Workflow with Scansnap, Hazel, Dropbox and DTPO

huxbnw · April 5, 2011, 12:35pm

I am attempting to establish a workflow for all PDFs–scanned at home/work, downloaded or attachments to emails. No matter how I receive the PDF, I would love it to be OCR’d, named properly and sent to DTPO.

The topic from drspk on Devonthink + Hazel + dropbox is great, especially on how to get PDFs from work into your workflow, but I’m not sure it creates the perfect workflow for me at least.

Ideally, I would like a system where no matter how I receive a PDF (scanning, downloading, emailing), I can use Hazel rules to: (a) OCR the document, (b) name the document, possibly using a mix of Hazel/TextExpander, © send to DTPO for processing and (d) send a duplicate to an archives folder.

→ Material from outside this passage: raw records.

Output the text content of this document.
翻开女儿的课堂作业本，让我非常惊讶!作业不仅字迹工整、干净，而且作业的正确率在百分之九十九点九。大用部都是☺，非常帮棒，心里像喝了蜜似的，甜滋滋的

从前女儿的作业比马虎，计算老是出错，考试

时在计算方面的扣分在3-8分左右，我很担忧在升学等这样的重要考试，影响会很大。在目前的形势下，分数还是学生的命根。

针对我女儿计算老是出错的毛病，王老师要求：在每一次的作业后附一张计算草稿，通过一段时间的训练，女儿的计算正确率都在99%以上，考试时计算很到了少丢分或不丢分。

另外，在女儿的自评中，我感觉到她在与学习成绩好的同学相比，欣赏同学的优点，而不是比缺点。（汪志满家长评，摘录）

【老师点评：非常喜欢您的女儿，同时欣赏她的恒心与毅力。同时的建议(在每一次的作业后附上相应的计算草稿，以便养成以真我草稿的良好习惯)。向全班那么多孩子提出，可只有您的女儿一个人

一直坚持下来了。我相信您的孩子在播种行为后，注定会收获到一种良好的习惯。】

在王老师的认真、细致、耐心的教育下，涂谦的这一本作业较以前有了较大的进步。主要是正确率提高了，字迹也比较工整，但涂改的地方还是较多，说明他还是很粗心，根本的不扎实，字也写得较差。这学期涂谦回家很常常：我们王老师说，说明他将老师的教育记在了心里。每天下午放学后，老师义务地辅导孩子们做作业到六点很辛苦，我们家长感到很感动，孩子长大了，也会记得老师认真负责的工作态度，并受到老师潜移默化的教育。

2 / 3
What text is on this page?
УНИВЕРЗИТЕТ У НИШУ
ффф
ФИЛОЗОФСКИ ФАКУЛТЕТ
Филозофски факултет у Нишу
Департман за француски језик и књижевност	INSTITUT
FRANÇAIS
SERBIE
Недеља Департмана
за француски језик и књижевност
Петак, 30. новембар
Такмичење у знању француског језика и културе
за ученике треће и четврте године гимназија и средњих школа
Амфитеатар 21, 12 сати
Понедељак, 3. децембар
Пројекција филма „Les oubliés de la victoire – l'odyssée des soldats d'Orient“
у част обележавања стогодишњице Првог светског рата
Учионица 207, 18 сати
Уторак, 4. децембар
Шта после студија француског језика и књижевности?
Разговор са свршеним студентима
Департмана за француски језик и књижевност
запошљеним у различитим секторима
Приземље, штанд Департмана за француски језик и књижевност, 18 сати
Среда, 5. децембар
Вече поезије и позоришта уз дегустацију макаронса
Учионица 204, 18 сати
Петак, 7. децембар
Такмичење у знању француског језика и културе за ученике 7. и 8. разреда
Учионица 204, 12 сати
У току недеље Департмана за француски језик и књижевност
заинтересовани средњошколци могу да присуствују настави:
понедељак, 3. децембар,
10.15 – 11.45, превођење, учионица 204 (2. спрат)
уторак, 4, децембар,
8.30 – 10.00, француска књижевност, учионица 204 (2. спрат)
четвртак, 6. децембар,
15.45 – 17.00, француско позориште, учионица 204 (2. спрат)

Some inspiration for this came from Katie Floyd’s talk at MacWorld 2011.

Has anyone implemented such a workflow? Any recommendations?

Thanks in advance for any advice/comments.

alanshutko · April 14, 2011, 2:17am

So far, I don’t have a universal workflow. It’s somewhat automated, but PDFs from different sources are handled differently.

When I scan, PDFs go into my DTPO inbox straight from the scansnap, and DTPO OCRs them. Eventually, when I process them, I rename them and sort them into the appropriate databases. I’ve got a lot of different types of things I scan, so I don’t have an automated way of handling them. Magazines get renamed to the magazine name and the volume number. Bills get renamed to the utility and the billing date (not the date of the scan). Recipes, etc get renamed depending on what they are.

I have some automation for PDF bills that I regularly download (check out the hazel rule export attached). For these, it was worth coming up with Hazel rules that see which bill it is (usually by checking the source URL, sometimes the text), scan the text for the bill date (which is dependent on which utility it is, I haven’t found a generic way yet), and rename things appropriately. Downloaded PDFs rarely require OCR, so I don’t have that in the rules.

Other PDFs I download are renamed on an ad-hoc basis or left alone. I download a lot of product manuals, books, and roleplaying materials, and predominately their filenames are used as is.

I also create PDFs in a number of ways, and they generally go straight in. For example, when capturing an article from the web these days, I like to go into Reader mode in safari, then print as “PDF to DTPO”. Those articles need to get renamed, but not OCRed.

When thinking of all the different cases I’ve got, it seems like putting together automation that would correctly handle all the exceptions would be a lot of work. Putting together automation which blindly OCRed and renamed files would cause a lot of damage I’d have to undo later, so it doesn’t seem like a win to me.
Downloads.zip (6.15 KB)